Tony Hirst, by email


Here are a couple of things to try. On the sidebar, under Layers make sure that Labels is ticked, then click the arrow in front of the box and put a tick next to Populated Places. It could also be a graphics or display problem, and this chimes in with the hard drive reformat. You can check if this is the case by going to the GE Tools menu and on the 3D View tab, under Graphics mode, switch from Open GL to DirectX mode, or vice-versa, depending which one is currently selected and see if that makes a difference. If it does check that your video drivers are correct and up to date.



Clip Conversion

I have a Canon digital still camera, which outputs video clips in AVI format. My Panasonic DVD recorder has an SD memory card slot, which requires that video files be in MPEG2 format.

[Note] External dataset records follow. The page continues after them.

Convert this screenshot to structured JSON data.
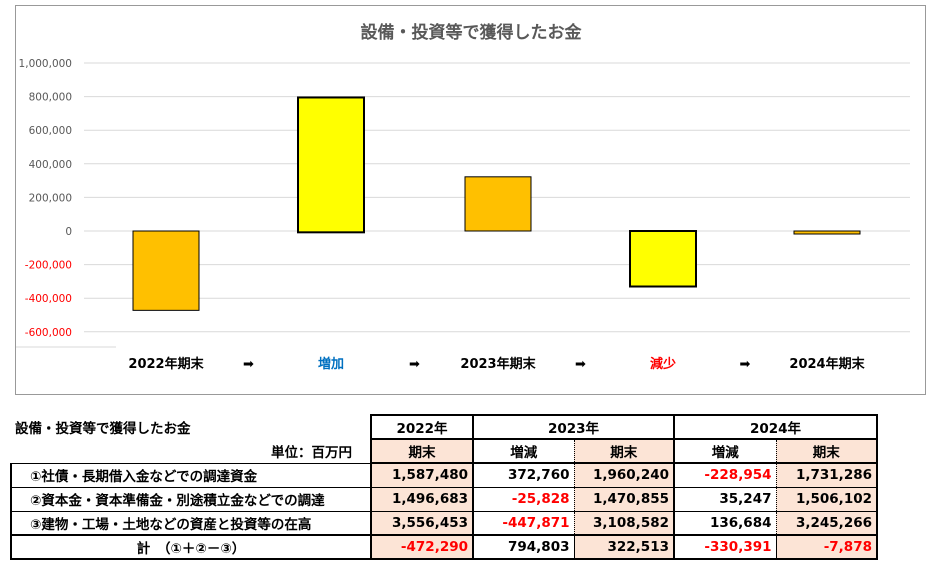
{
  "colors": {
    "total": "#FFC000",
    "change": "#FFFF00",
    "grid": "#D9D9D9",
    "increase_label": "#0070C0",
    "decrease_label": "#FF0000",
    "negative": "#FF0000",
    "peach": "#FCE4D6"
  },
  "chart_data": {
    "type": "bar",
    "subtype": "waterfall",
    "title": "設備・投資等で獲得したお金",
    "categories": [
      "2022年期末",
      "増加",
      "2023年期末",
      "減少",
      "2024年期末"
    ],
    "arrow_symbol": "➡",
    "bars": [
      {
        "name": "2022年期末",
        "kind": "total",
        "start": 0,
        "end": -472290
      },
      {
        "name": "増加",
        "kind": "change",
        "start": -7878,
        "end": 794803
      },
      {
        "name": "2023年期末",
        "kind": "total",
        "start": 0,
        "end": 322513
      },
      {
        "name": "減少",
        "kind": "change",
        "start": 0,
        "end": -330391
      },
      {
        "name": "2024年期末",
        "kind": "total",
        "start": 0,
        "end": -7878
      }
    ],
    "yticks": [
      1000000,
      800000,
      600000,
      400000,
      200000,
      0,
      -200000,
      -400000,
      -600000
    ],
    "ytick_labels": [
      "1,000,000",
      "800,000",
      "600,000",
      "400,000",
      "200,000",
      "0",
      "-200,000",
      "-400,000",
      "-600,000"
    ],
    "ylim": [
      -700000,
      1000000
    ],
    "grid": true,
    "xlabel": "",
    "ylabel": ""
  },
  "table": {
    "title": "設備・投資等で獲得したお金",
    "unit": "単位：百万円",
    "years": [
      "2022年",
      "2023年",
      "2024年"
    ],
    "subheaders": [
      "期末",
      "増減",
      "期末",
      "増減",
      "期末"
    ],
    "rows": [
      {
        "label": "①社債・長期借入金などでの調達資金",
        "values": [
          "1,587,480",
          "372,760",
          "1,960,240",
          "-228,954",
          "1,731,286"
        ]
      },
      {
        "label": "②資本金・資本準備金・別途積立金などでの調達",
        "values": [
          "1,496,683",
          "-25,828",
          "1,470,855",
          "35,247",
          "1,506,102"
        ]
      },
      {
        "label": "③建物・工場・土地などの資産と投資等の在高",
        "values": [
          "3,556,453",
          "-447,871",
          "3,108,582",
          "136,684",
          "3,245,266"
        ]
      },
      {
        "label": "計　（①＋②－③）",
        "values": [
          "-472,290",
          "794,803",
          "322,513",
          "-330,391",
          "-7,878"
        ]
      }
    ]
  }
}
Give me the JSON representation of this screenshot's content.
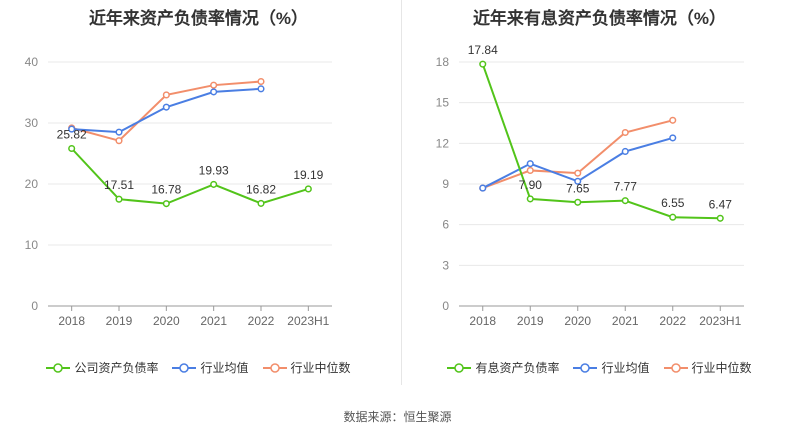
{
  "source": "数据来源：恒生聚源",
  "chart_data": [
    {
      "type": "line",
      "title": "近年来资产负债率情况（%）",
      "categories": [
        "2018",
        "2019",
        "2020",
        "2021",
        "2022",
        "2023H1"
      ],
      "ylim": [
        0,
        40
      ],
      "yticks": [
        0,
        10,
        20,
        30,
        40
      ],
      "grid": true,
      "legend_position": "bottom",
      "series": [
        {
          "name": "公司资产负债率",
          "color": "#52c41a",
          "values": [
            25.82,
            17.51,
            16.78,
            19.93,
            16.82,
            19.19
          ],
          "labels": [
            "25.82",
            "17.51",
            "16.78",
            "19.93",
            "16.82",
            "19.19"
          ]
        },
        {
          "name": "行业均值",
          "color": "#4a7ee3",
          "values": [
            29.0,
            28.5,
            32.6,
            35.1,
            35.6,
            null
          ],
          "labels": []
        },
        {
          "name": "行业中位数",
          "color": "#f28e6b",
          "values": [
            29.2,
            27.1,
            34.6,
            36.2,
            36.8,
            null
          ],
          "labels": []
        }
      ]
    },
    {
      "type": "line",
      "title": "近年来有息资产负债率情况（%）",
      "categories": [
        "2018",
        "2019",
        "2020",
        "2021",
        "2022",
        "2023H1"
      ],
      "ylim": [
        0,
        18
      ],
      "yticks": [
        0,
        3,
        6,
        9,
        12,
        15,
        18
      ],
      "grid": true,
      "legend_position": "bottom",
      "series": [
        {
          "name": "有息资产负债率",
          "color": "#52c41a",
          "values": [
            17.84,
            7.9,
            7.65,
            7.77,
            6.55,
            6.47
          ],
          "labels": [
            "17.84",
            "7.90",
            "7.65",
            "7.77",
            "6.55",
            "6.47"
          ]
        },
        {
          "name": "行业均值",
          "color": "#4a7ee3",
          "values": [
            8.7,
            10.5,
            9.2,
            11.4,
            12.4,
            null
          ],
          "labels": []
        },
        {
          "name": "行业中位数",
          "color": "#f28e6b",
          "values": [
            8.7,
            10.0,
            9.8,
            12.8,
            13.7,
            null
          ],
          "labels": []
        }
      ]
    }
  ]
}
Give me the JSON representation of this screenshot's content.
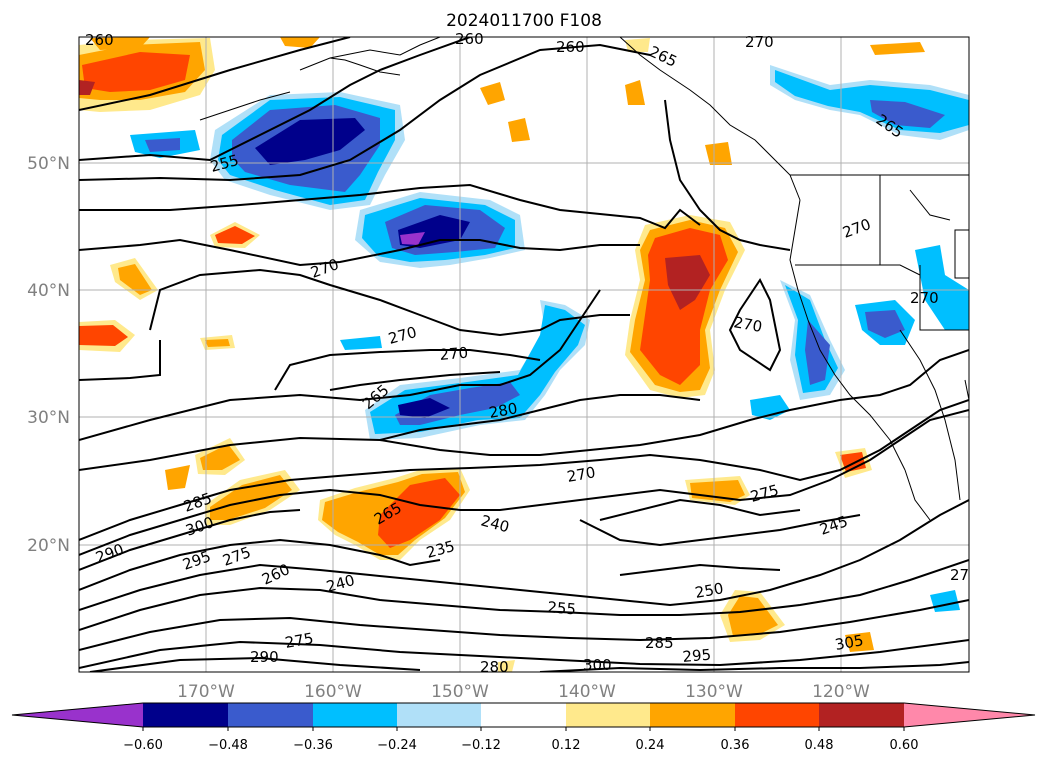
{
  "title": "2024011700 F108",
  "lat_ticks": [
    "20°N",
    "30°N",
    "40°N",
    "50°N"
  ],
  "lon_ticks": [
    "170°W",
    "160°W",
    "150°W",
    "140°W",
    "130°W",
    "120°W"
  ],
  "colorbar": {
    "ticks": [
      "−0.60",
      "−0.48",
      "−0.36",
      "−0.24",
      "−0.12",
      "0.12",
      "0.24",
      "0.36",
      "0.48",
      "0.60"
    ],
    "colors": [
      "#9932cc",
      "#00008b",
      "#3a5bcd",
      "#00bfff",
      "#b0e0f8",
      "#ffffff",
      "#ffe98c",
      "#ffa500",
      "#ff4500",
      "#b22222",
      "#ff88aa"
    ]
  },
  "contour_labels": [
    "260",
    "260",
    "260",
    "265",
    "270",
    "255",
    "265",
    "270",
    "270",
    "270",
    "270",
    "270",
    "270",
    "265",
    "280",
    "270",
    "275",
    "245",
    "285",
    "300",
    "290",
    "295",
    "275",
    "265",
    "240",
    "235",
    "260",
    "240",
    "255",
    "250",
    "285",
    "295",
    "300",
    "305",
    "275",
    "290",
    "280",
    "27"
  ]
}
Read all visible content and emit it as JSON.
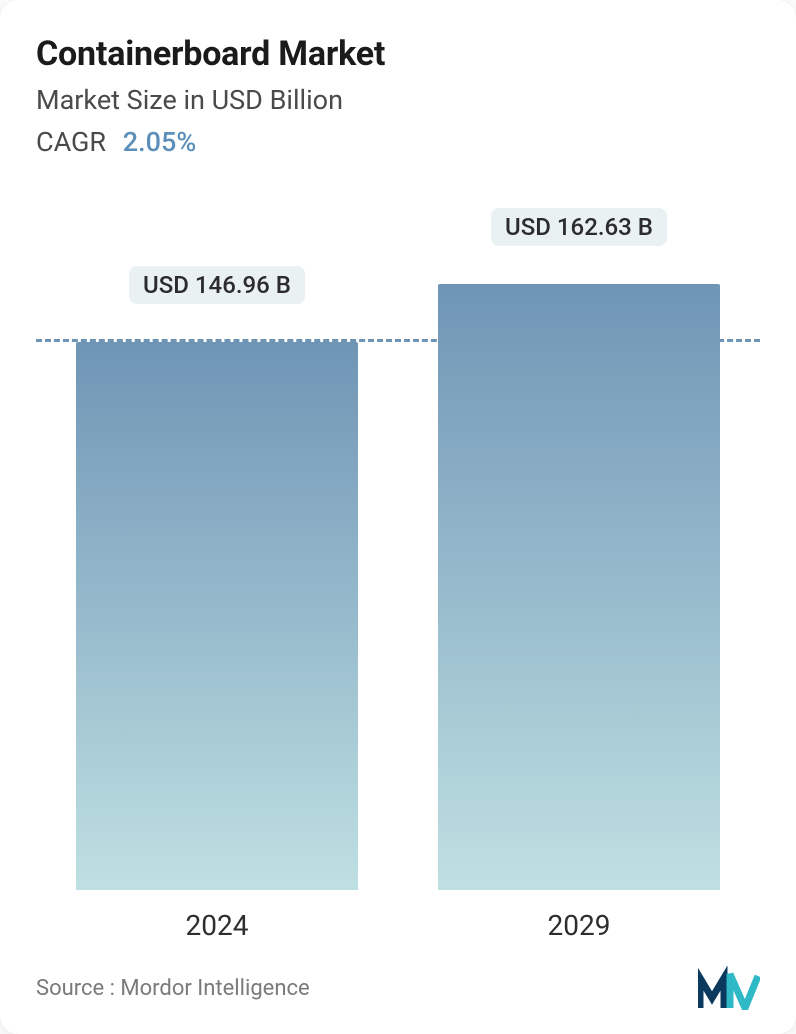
{
  "header": {
    "title": "Containerboard Market",
    "subtitle": "Market Size in USD Billion",
    "cagr_label": "CAGR",
    "cagr_value": "2.05%",
    "title_color": "#1b1b1b",
    "subtitle_color": "#4a4a4a",
    "cagr_value_color": "#5b8fb9",
    "title_fontsize": 34,
    "subtitle_fontsize": 27
  },
  "chart": {
    "type": "bar",
    "categories": [
      "2024",
      "2029"
    ],
    "values": [
      146.96,
      162.63
    ],
    "value_labels": [
      "USD 146.96 B",
      "USD 162.63 B"
    ],
    "ylim": [
      0,
      170
    ],
    "dashed_ref_value": 146.96,
    "dashed_line_color": "#6f95b6",
    "bar_gradient_top": "#6f95b6",
    "bar_gradient_bottom": "#bfe0e2",
    "badge_bg": "#eaf1f3",
    "badge_text_color": "#2c2c2c",
    "xlabel_fontsize": 28,
    "xlabel_color": "#2e2e2e",
    "badge_fontsize": 24,
    "bar_width_pct": 39,
    "background_color": "#ffffff"
  },
  "footer": {
    "source_text": "Source :  Mordor Intelligence",
    "source_color": "#7a7a7a",
    "logo_color_dark": "#0b3a5e",
    "logo_color_light": "#2fb8c5"
  }
}
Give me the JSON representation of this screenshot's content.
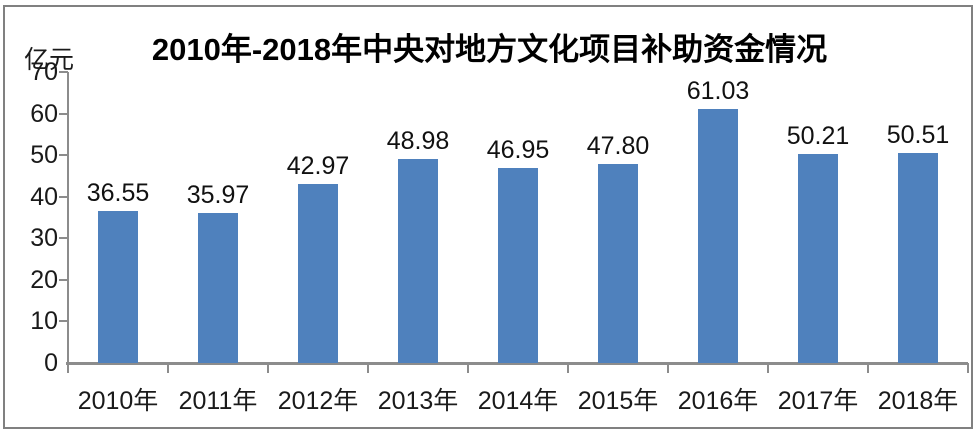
{
  "title": "2010年-2018年中央对地方文化项目补助资金情况",
  "unit_label": "亿元",
  "colors": {
    "bar": "#4F81BD",
    "axis": "#8C8C8C",
    "frame_border": "#808080",
    "text": "#1A1A1A",
    "title_text": "#000000",
    "background": "#FFFFFF"
  },
  "chart_data": {
    "type": "bar",
    "title": "2010年-2018年中央对地方文化项目补助资金情况",
    "xlabel": "",
    "ylabel": "亿元",
    "categories": [
      "2010年",
      "2011年",
      "2012年",
      "2013年",
      "2014年",
      "2015年",
      "2016年",
      "2017年",
      "2018年"
    ],
    "values": [
      36.55,
      35.97,
      42.97,
      48.98,
      46.95,
      47.8,
      61.03,
      50.21,
      50.51
    ],
    "data_labels": [
      "36.55",
      "35.97",
      "42.97",
      "48.98",
      "46.95",
      "47.80",
      "61.03",
      "50.21",
      "50.51"
    ],
    "ylim": [
      0,
      70
    ],
    "yticks": [
      0,
      10,
      20,
      30,
      40,
      50,
      60,
      70
    ],
    "grid": "off",
    "legend": "none",
    "data_label_position": "above-bar"
  }
}
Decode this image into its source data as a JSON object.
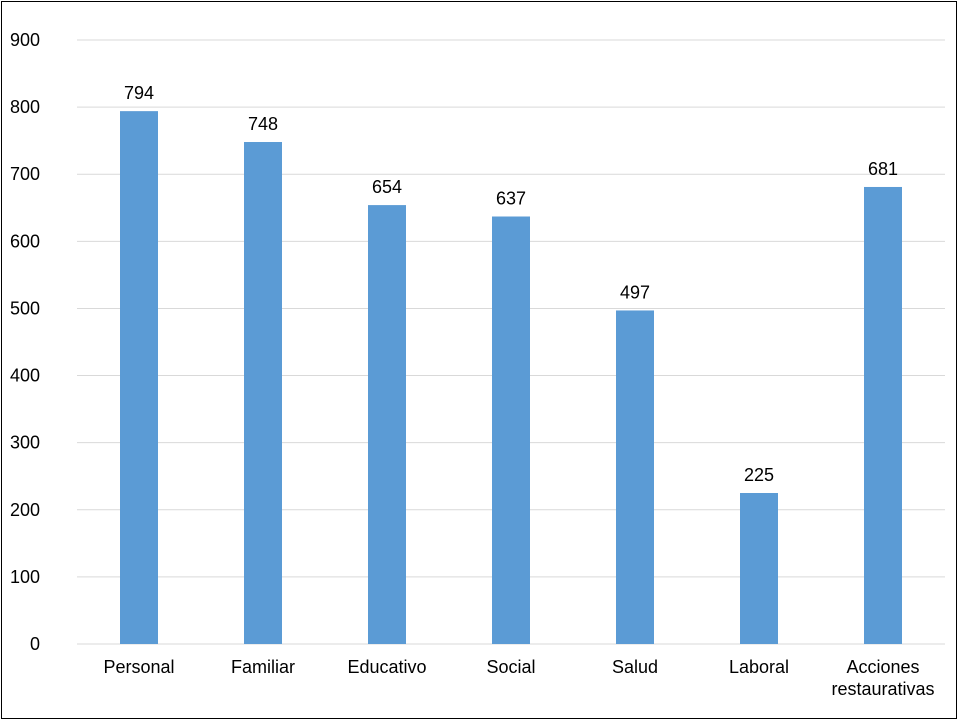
{
  "chart_data": {
    "type": "bar",
    "categories": [
      "Personal",
      "Familiar",
      "Educativo",
      "Social",
      "Salud",
      "Laboral",
      "Acciones restaurativas"
    ],
    "category_lines": [
      [
        "Personal"
      ],
      [
        "Familiar"
      ],
      [
        "Educativo"
      ],
      [
        "Social"
      ],
      [
        "Salud"
      ],
      [
        "Laboral"
      ],
      [
        "Acciones",
        "restaurativas"
      ]
    ],
    "values": [
      794,
      748,
      654,
      637,
      497,
      225,
      681
    ],
    "data_labels": [
      "794",
      "748",
      "654",
      "637",
      "497",
      "225",
      "681"
    ],
    "ylim": [
      0,
      900
    ],
    "yticks": [
      0,
      100,
      200,
      300,
      400,
      500,
      600,
      700,
      800,
      900
    ],
    "grid": true,
    "legend": "none",
    "bar_color": "#5b9bd5",
    "grid_color": "#d9d9d9"
  }
}
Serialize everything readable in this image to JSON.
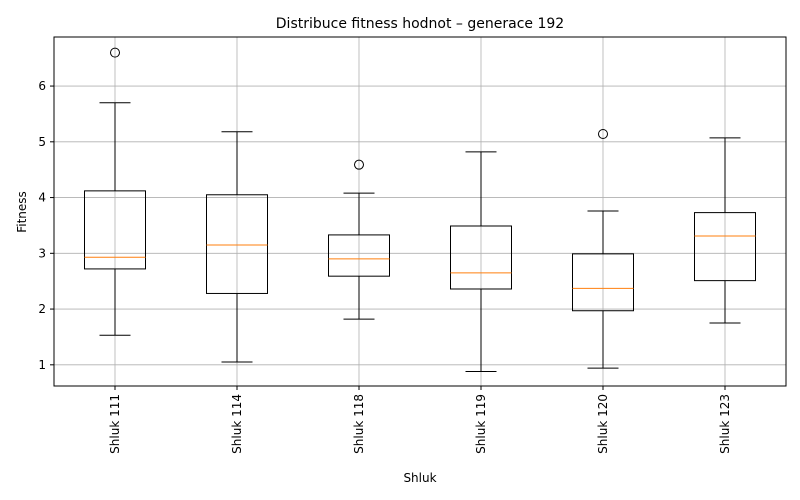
{
  "chart_data": {
    "type": "boxplot",
    "title": "Distribuce fitness hodnot – generace 192",
    "xlabel": "Shluk",
    "ylabel": "Fitness",
    "ylim": [
      0.62,
      6.88
    ],
    "yticks": [
      1,
      2,
      3,
      4,
      5,
      6
    ],
    "grid": true,
    "categories": [
      "Shluk 111",
      "Shluk 114",
      "Shluk 118",
      "Shluk 119",
      "Shluk 120",
      "Shluk 123"
    ],
    "boxes": [
      {
        "whisker_low": 1.53,
        "q1": 2.72,
        "median": 2.93,
        "q3": 4.12,
        "whisker_high": 5.7,
        "outliers": [
          6.6
        ]
      },
      {
        "whisker_low": 1.05,
        "q1": 2.28,
        "median": 3.15,
        "q3": 4.05,
        "whisker_high": 5.18,
        "outliers": []
      },
      {
        "whisker_low": 1.82,
        "q1": 2.59,
        "median": 2.9,
        "q3": 3.33,
        "whisker_high": 4.08,
        "outliers": [
          4.59
        ]
      },
      {
        "whisker_low": 0.88,
        "q1": 2.36,
        "median": 2.65,
        "q3": 3.49,
        "whisker_high": 4.82,
        "outliers": []
      },
      {
        "whisker_low": 0.94,
        "q1": 1.97,
        "median": 2.37,
        "q3": 2.99,
        "whisker_high": 3.76,
        "outliers": [
          5.14
        ]
      },
      {
        "whisker_low": 1.75,
        "q1": 2.51,
        "median": 3.31,
        "q3": 3.73,
        "whisker_high": 5.07,
        "outliers": []
      }
    ],
    "colors": {
      "box": "#000000",
      "median": "#ff7f0e",
      "grid": "#b0b0b0"
    }
  }
}
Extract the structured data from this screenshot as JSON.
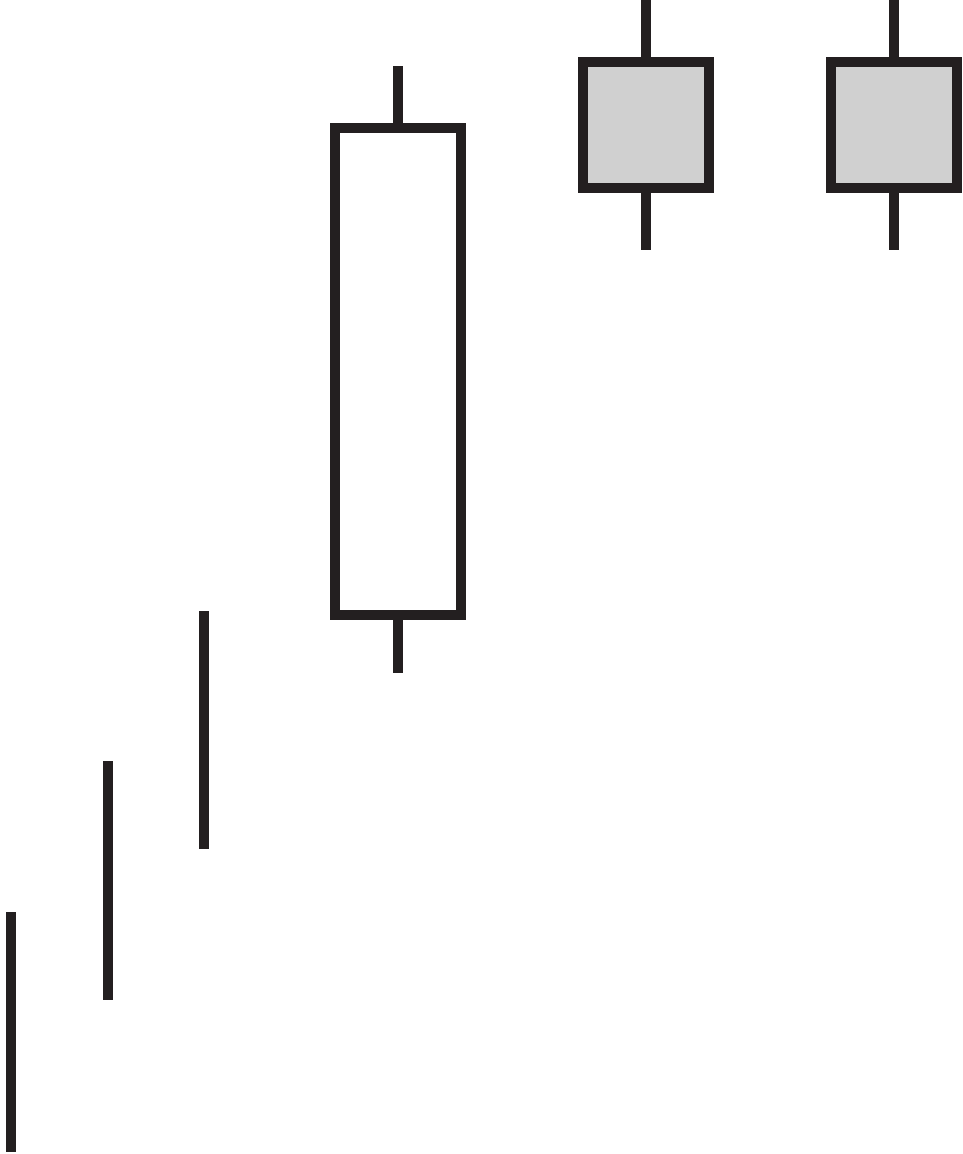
{
  "chart_data": {
    "type": "candlestick",
    "title": "",
    "xlabel": "",
    "ylabel": "",
    "ylim": [
      0,
      1154
    ],
    "grid": false,
    "legend": "none",
    "colors": {
      "stroke": "#231f20",
      "bullish_fill": "#ffffff",
      "bearish_fill": "#d0d0d0"
    },
    "candles": [
      {
        "index": 1,
        "open": 2,
        "high": 242,
        "low": 2,
        "close": 2,
        "kind": "line"
      },
      {
        "index": 2,
        "open": 154,
        "high": 393,
        "low": 154,
        "close": 154,
        "kind": "line"
      },
      {
        "index": 3,
        "open": 305,
        "high": 543,
        "low": 305,
        "close": 305,
        "kind": "line"
      },
      {
        "index": 4,
        "open": 539,
        "high": 1088,
        "low": 481,
        "close": 1026,
        "kind": "bullish"
      },
      {
        "index": 5,
        "open": 1092,
        "high": 1154,
        "low": 904,
        "close": 966,
        "kind": "bearish"
      },
      {
        "index": 6,
        "open": 1092,
        "high": 1154,
        "low": 904,
        "close": 966,
        "kind": "bearish"
      }
    ]
  }
}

Is it possible to convert from one format to another so I can watch my video clips on my TV?

Peter Philips, by email


Absolutely no problem, and I suggest that you download an excellent freeware utility called Xmedia Recode (http://tinyurl.com/38ytdv5). AVI to MPEG2 is just one of the scores of conversion options available, from and to most popular video formats.



Remote Possibility

I run a small business and use a program called Go To My PC to access my computer through the Internet so that I can run day-to-day operations whilst on holiday or travelling on business. As I connect to the PC remotely what happens if I have a power cut or the PC powers down for some reason? Is there some equipment or program that will re boot my PC thereby still allowing me remote access?

Richard Wain, by email


You can help avoid this sort of thing happening in the first place by using an Uninterruptible Power Supply or UPS. This is a battery-powered device that connects between your PC and the mains socket. If the mains fails for any reason the UPS kicks in and maintains the supply. Depending on the specification this can be from a few minutes to hours, or even days. Basic models with the capacity to keep a typical desktop PC powered for 5 – 10 minutes, long enough for most blackouts, cost around £40. If the UPS battery runs down some models automatically wake the PC when the power come back on. Otherwise you may be able to set the PC to automatically reboot itself. Restart after Power Failure and Restore on Power Loss are features on some BIOS (Basic Input Output System) programs, and you can set the applications that you need to be running to load automatically by copying their shortcut icons into the Startup folder.